KALEDRAN'DA BAYRAM İZLENİMLERİ
Telefonumun alarmının çalmasıyla ayağa fırlamam bir oldu. Akşamdan ütülenmiş elbiseleri aradı gözlerim. Hemen sakal traşı olup elbiseleri üzerime geçirip kendimi sokağa attım. Baktım henüz mahallede bir hareket yok. Bundan on yıl önce mahallede 1 yada 2 araba vardı herkes giyinir birbirine seslenir, yürüyerek caminin yolun tutardık bayram namazı için. Son yıllarda herkesin arabası olduğu için herkes kendi başına hareket ediyor. Sıra sıra araba geçiyor bizim mahalleden cami tarafına doğru.Bu kadar kısa zamada feraha kavuşmak ne güzel aslında ama şimdi içim burkuldu geçmiş bayramlar gelince aklıma.
Eskiden camiye kadar hiç yoktan bayramlıklarımızı eleştirme şansımız olurdu. Rengi iyiymiş, gömlek kareli olsa daha güzel olurmuş falan diye gülüşerek giderdik camiye doğru. Şimdilerde ise tek tek arabalarda sadece ekzoz sesi eşlik ediyor bize, o da tekdüze bir sesle. Bunları düşünüp dalıp gitmişken yine bir ekzoz sesi; babamın torosu rampadan aşağıya iniyor.

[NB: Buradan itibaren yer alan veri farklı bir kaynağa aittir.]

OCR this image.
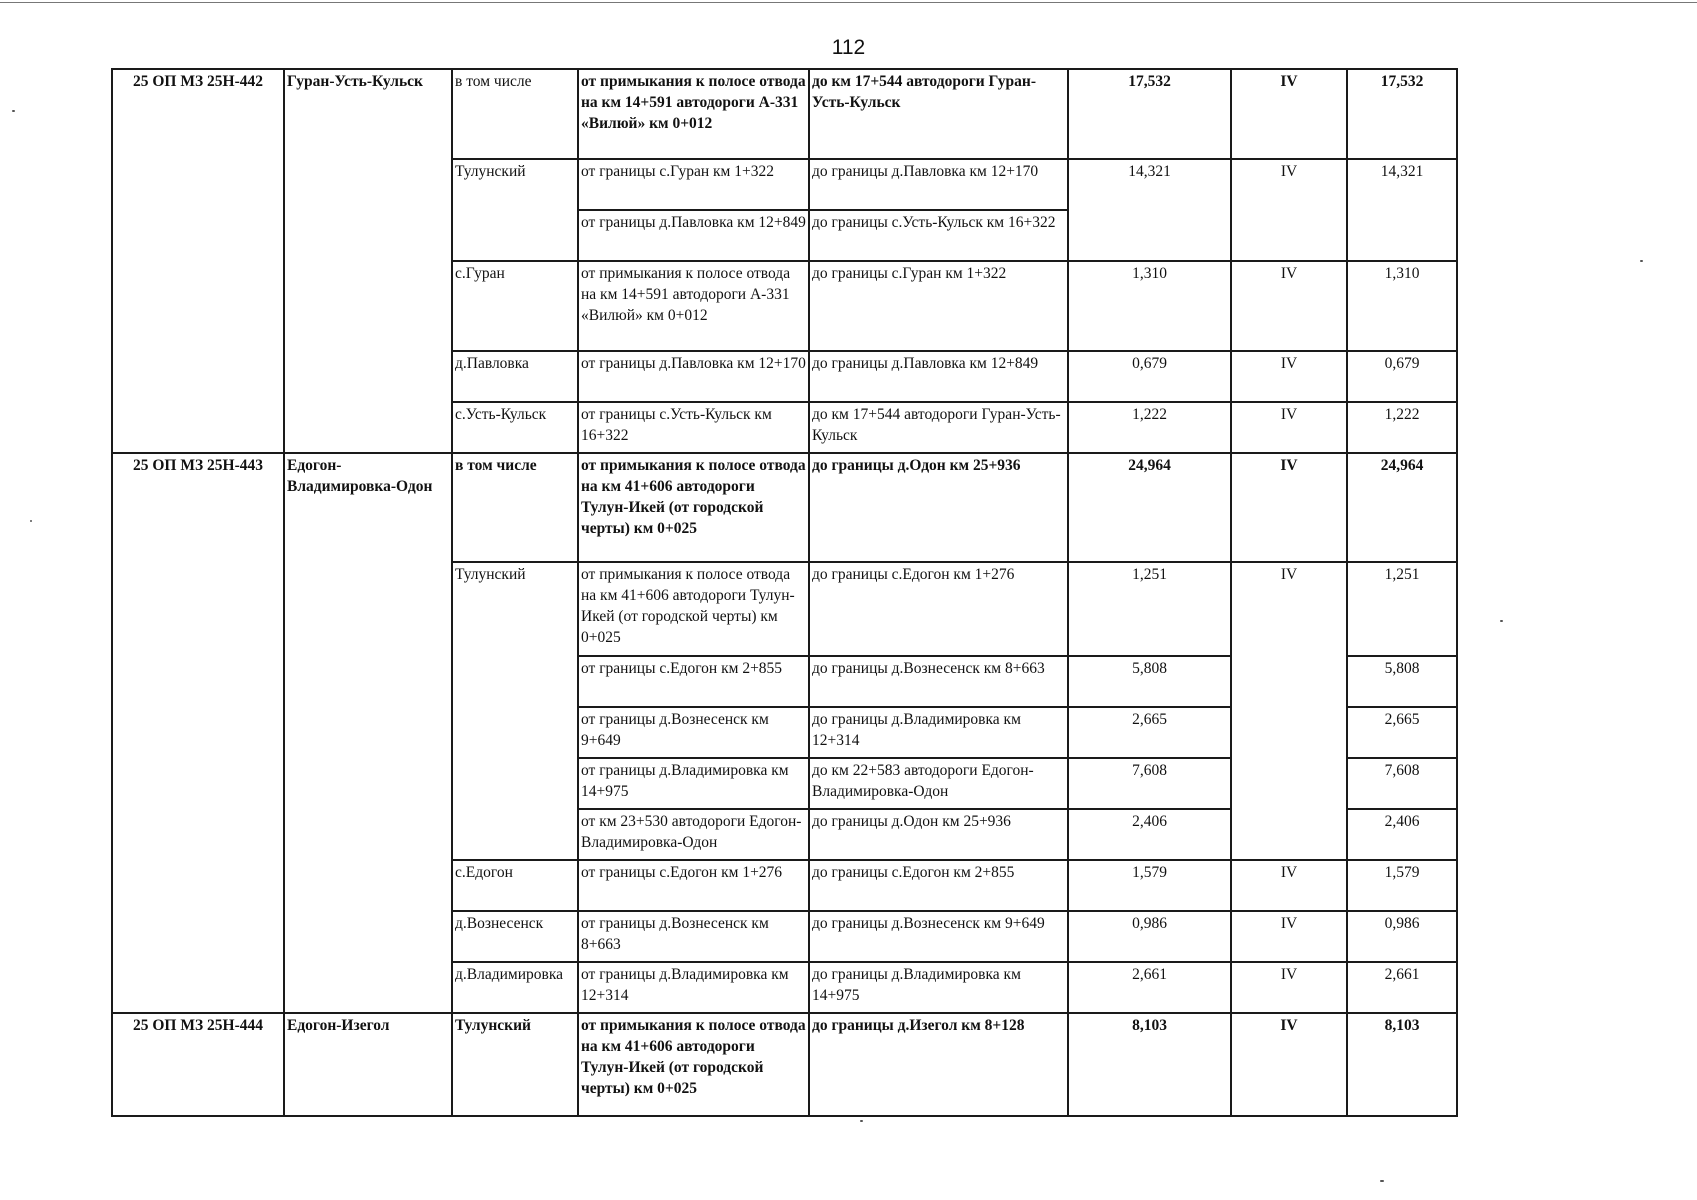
112
25 ОП МЗ 25Н-442	Гуран-Усть-Кульск	в том числе	от примыкания к полосе отвода на км 14+591 автодороги А-331 «Вилюй» км 0+012	до км 17+544 автодороги Гуран-Усть-Кульск	17,532	IV	17,532
		Тулунский	от границы с.Гуран км 1+322	до границы д.Павловка км 12+170	14,321	IV	14,321
			от границы д.Павловка км 12+849	до границы с.Усть-Кульск км 16+322			
		с.Гуран	от примыкания к полосе отвода на км 14+591 автодороги А-331 «Вилюй» км 0+012	до границы с.Гуран км 1+322	1,310	IV	1,310
		д.Павловка	от границы д.Павловка км 12+170	до границы д.Павловка км 12+849	0,679	IV	0,679
		с.Усть-Кульск	от границы с.Усть-Кульск км 16+322	до км 17+544 автодороги Гуран-Усть-Кульск	1,222	IV	1,222

25 ОП МЗ 25Н-443	Едогон-Владимировка-Одон	в том числе	от примыкания к полосе отвода на км 41+606 автодороги Тулун-Икей (от городской черты) км 0+025	до границы д.Одон км 25+936	24,964	IV	24,964
		Тулунский	от примыкания к полосе отвода на км 41+606 автодороги Тулун-Икей (от городской черты) км 0+025	до границы с.Едогон км 1+276	1,251	IV	1,251
			от границы с.Едогон км 2+855	до границы д.Вознесенск км 8+663	5,808		5,808
			от границы д.Вознесенск км 9+649	до границы д.Владимировка км 12+314	2,665		2,665
			от границы д.Владимировка км 14+975	до км 22+583 автодороги Едогон-Владимировка-Одон	7,608		7,608
			от км 23+530 автодороги Едогон-Владимировка-Одон	до границы д.Одон км 25+936	2,406		2,406
		с.Едогон	от границы с.Едогон км 1+276	до границы с.Едогон км 2+855	1,579	IV	1,579
		д.Вознесенск	от границы д.Вознесенск км 8+663	до границы д.Вознесенск км 9+649	0,986	IV	0,986
		д.Владимировка	от границы д.Владимировка км 12+314	до границы д.Владимировка км 14+975	2,661	IV	2,661
25 ОП МЗ 25Н-444	Едогон-Изегол	Тулунский	от примыкания к полосе отвода на км 41+606 автодороги Тулун-Икей (от городской черты) км 0+025	до границы д.Изегол км 8+128	8,103	IV	8,103
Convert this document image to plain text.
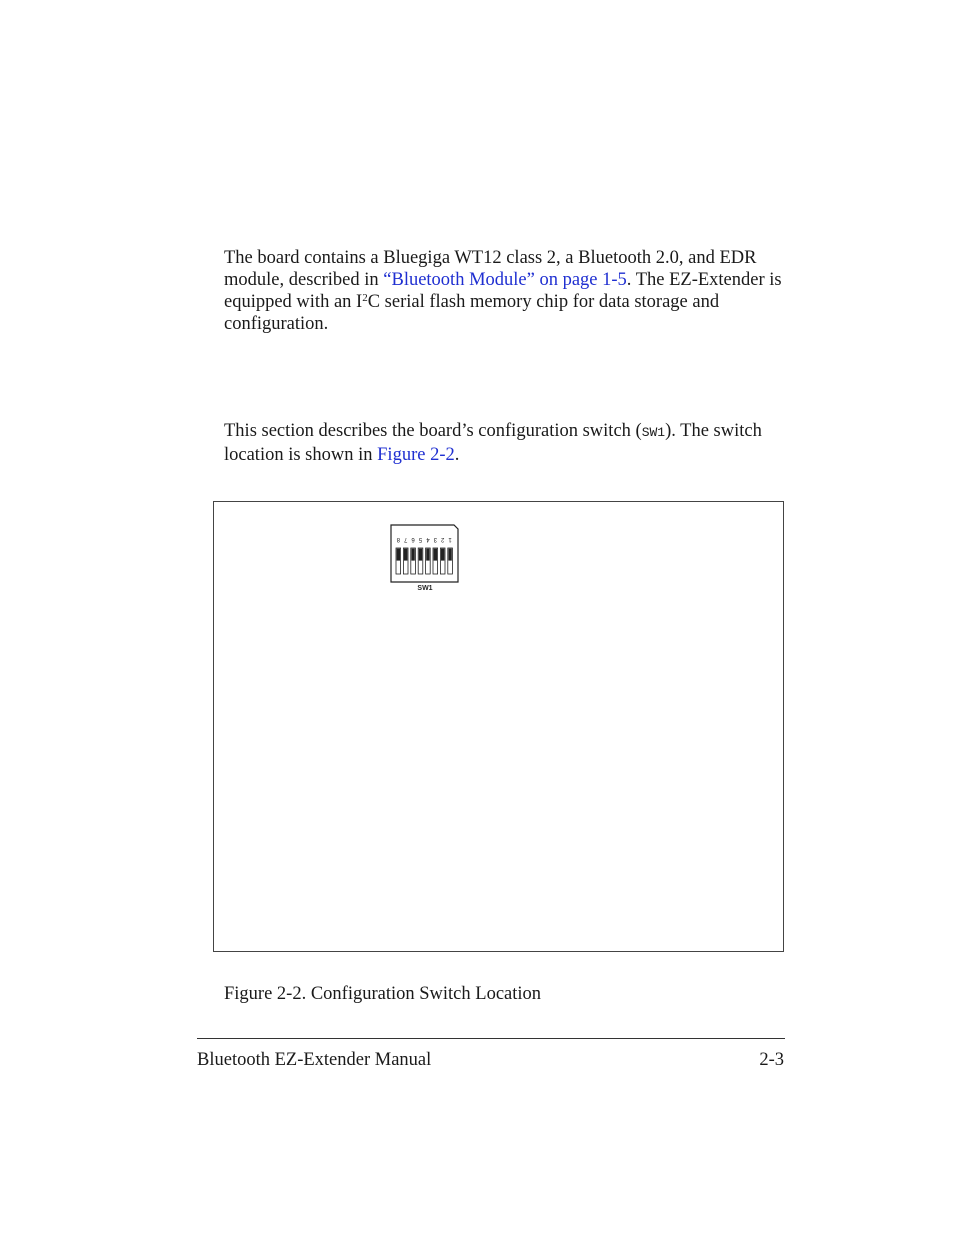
The board contains a Bluegiga WT12 class 2, a Bluetooth 2.0, and EDR module, described in “Bluetooth Module” on page 1-5. The EZ-Extender is equipped with an $I^2C$ serial flash memory chip for data storage and configuration.

This section describes the board’s configuration switch (SW1). The switch location is shown in Figure 2-2.

8 7 6 5 4 3 2 1
SW1
Figure 2-2. Configuration Switch Location
Bluetooth EZ-Extender Manual	2-3
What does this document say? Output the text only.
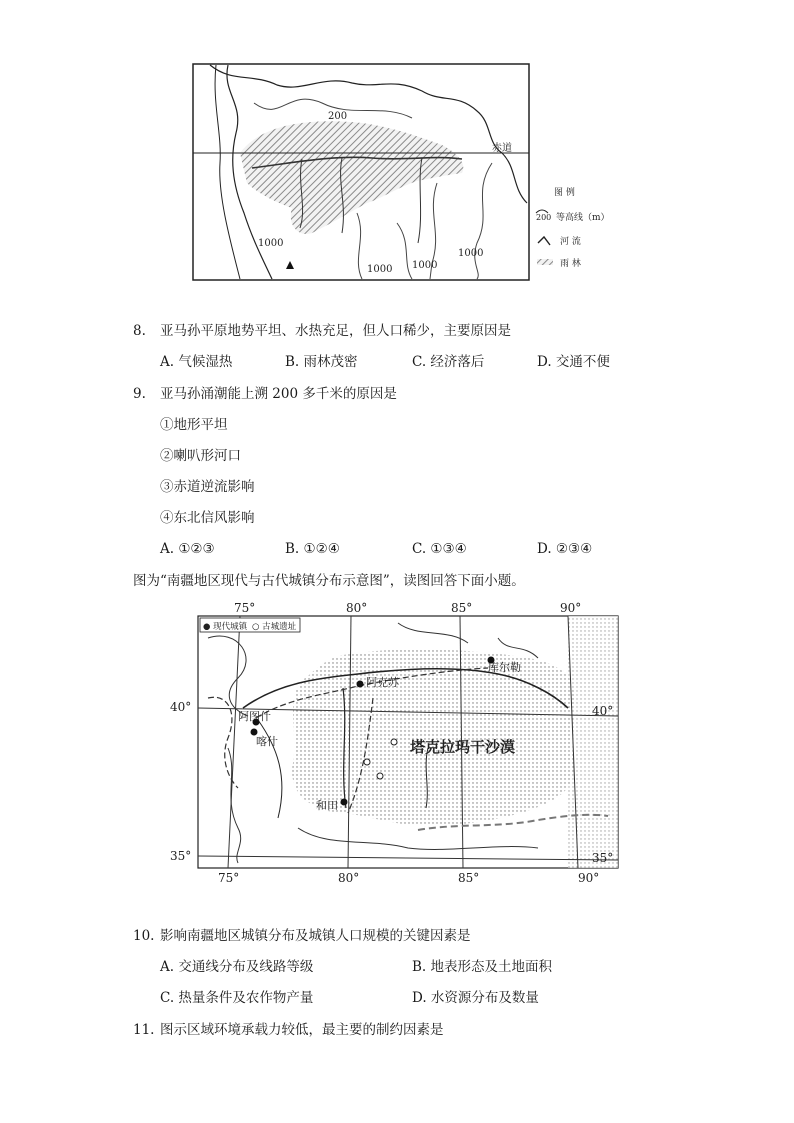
200
赤道
1000
1000 1000
1000
图 例
200 等高线（m）
河 流
雨 林
8. 亚马孙平原地势平坦、水热充足，但人口稀少，主要原因是
A. 气候湿热	B. 雨林茂密	C. 经济落后	D. 交通不便
9. 亚马孙涌潮能上溯 200 多千米的原因是
①地形平坦
②喇叭形河口
③赤道逆流影响
④东北信风影响
A. ①②③	B. ①②④	C. ①③④	D. ②③④
图为“南疆地区现代与古代城镇分布示意图”，读图回答下面小题。
75°	80°	85°	90°
● 现代城镇 ○ 古城遗址
库尔勒
阿克苏
阿图什
喀什
和田
塔克拉玛干沙漠
40°
35°
40°
35°
75°	80°	85°	90°
10. 影响南疆地区城镇分布及城镇人口规模的关键因素是
A. 交通线分布及线路等级	B. 地表形态及土地面积
C. 热量条件及农作物产量	D. 水资源分布及数量
11. 图示区域环境承载力较低，最主要的制约因素是
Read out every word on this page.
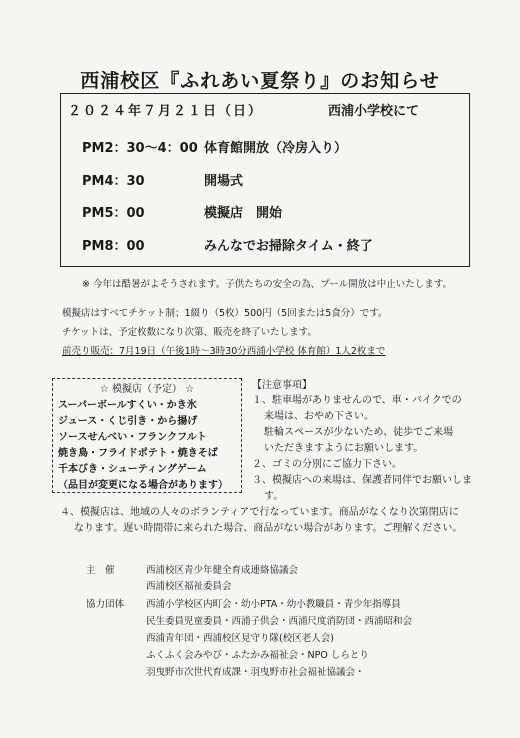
西浦校区『ふれあい夏祭り』のお知らせ
２０２４年７月２１日（日）	西浦小学校にて
PM2：30～4：00 体育館開放（冷房入り）
PM4：30	開場式
PM5：00	模擬店　開始
PM8：00	みんなでお掃除タイム・終了
※ 今年は酷暑がよそうされます。子供たちの安全の為、プール開放は中止いたします。
模擬店はすべてチケット制；1綴り（5枚）500円（5回または5食分）です。
チケットは、予定枚数になり次第、販売を終了いたします。
前売り販売：7月19日（午後1時～3時30分西浦小学校 体育館）1人2枚まで
☆ 模擬店（予定） ☆
スーパーボールすくい・かき氷
ジュース・くじ引き・から揚げ
ソースせんべい・フランクフルト
焼き鳥・フライドポテト・焼きそば
千本びき・シューティングゲーム
（品目が変更になる場合があります）
【注意事項】
１、駐車場がありませんので、車・バイクでの
来場は、おやめ下さい。
駐輪スペースが少ないため、徒歩でご来場
いただきますようにお願いします。
２、ゴミの分別にご協力下さい。
３、模擬店への来場は、保護者同伴でお願いしま
す。
４、模擬店は、地域の人々のボランティアで行なっています。商品がなくなり次第閉店に
なります。遅い時間帯に来られた場合、商品がない場合があります。ご理解ください。
主　催	西浦校区青少年健全育成連絡協議会
西浦校区福祉委員会
協力団体 西浦小学校区内町会・幼小PTA・幼小教職員・青少年指導員
民生委員児童委員・西浦子供会・西浦尺度消防団・西浦昭和会
西浦青年団・西浦校区見守り隊(校区老人会)
ふくふく会みやび・ふたかみ福祉会・NPO しらとり
羽曳野市次世代育成課・羽曳野市社会福祉協議会・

Cami dolmuş biz varmadan. Kendimize aralardan bir yer bulup yerleştik. İbrahim Hocanın konuşmalarına göre vaazının sonuna yaklaşdığı anlaşılıyordu. Bayram Namazı saati gelmek üzereydi. İnsanlar en temiz ve yeni kıyafetlerini giymiş safları oluşturmuş sabırsızlıkla namazın kılınmasını bekliyordu sanki. Her bayramda olduğu gibi İbrahim Hoca dargınların barışması gerektiği, Ramazan ayı boyunca devam eden ibadetlerin, güzel davranışların, iyiliklerin Ramazan'dan sonra da devam etmesi gerektiğini anlatıp vaazına son verdi ve yine her bayramda olduğu gibi nafile olan Bayram Namazının nasıl kılınması gerektiğini bir iki defa tekar etmesi aşina görüntülerdi.
Namazın bitmesiyle birlikte hızla dışarıya çıkıldı. Bayram başlamıştı. Herkes önüne gelenle bayramlaşıyor. Bazen karışıklık oluyor biraz önce bayramladığın birisi karşına çıkarsa "Mazot mu yakacaz bir daha bayramlaşalım" deyip gülüşüyorlardı.
İşte yılladır Kaledran'da namaz sonrası bayramlaşma esnasında en çok duyuduğum söz ''Mazot mu yakacaz'' lafıdır. Ve kahvaltıların en güzeli, ilk kahvaltı. Ardından çoluk çocuk, dost akraba ve misafirler, gelen giden derken bayram telaşesi...
Havada güneşliydi bayramda. Bayramın 2. günü Mevlüt Karatepe'nin rahmetli annesinin mevlüdü vardı uzun zamandır görmediğimiz abi ve dostlarımızı da görme fırsatı bulduk. Bir bayramda böyle geçti. NİCE BAYRAMLARA.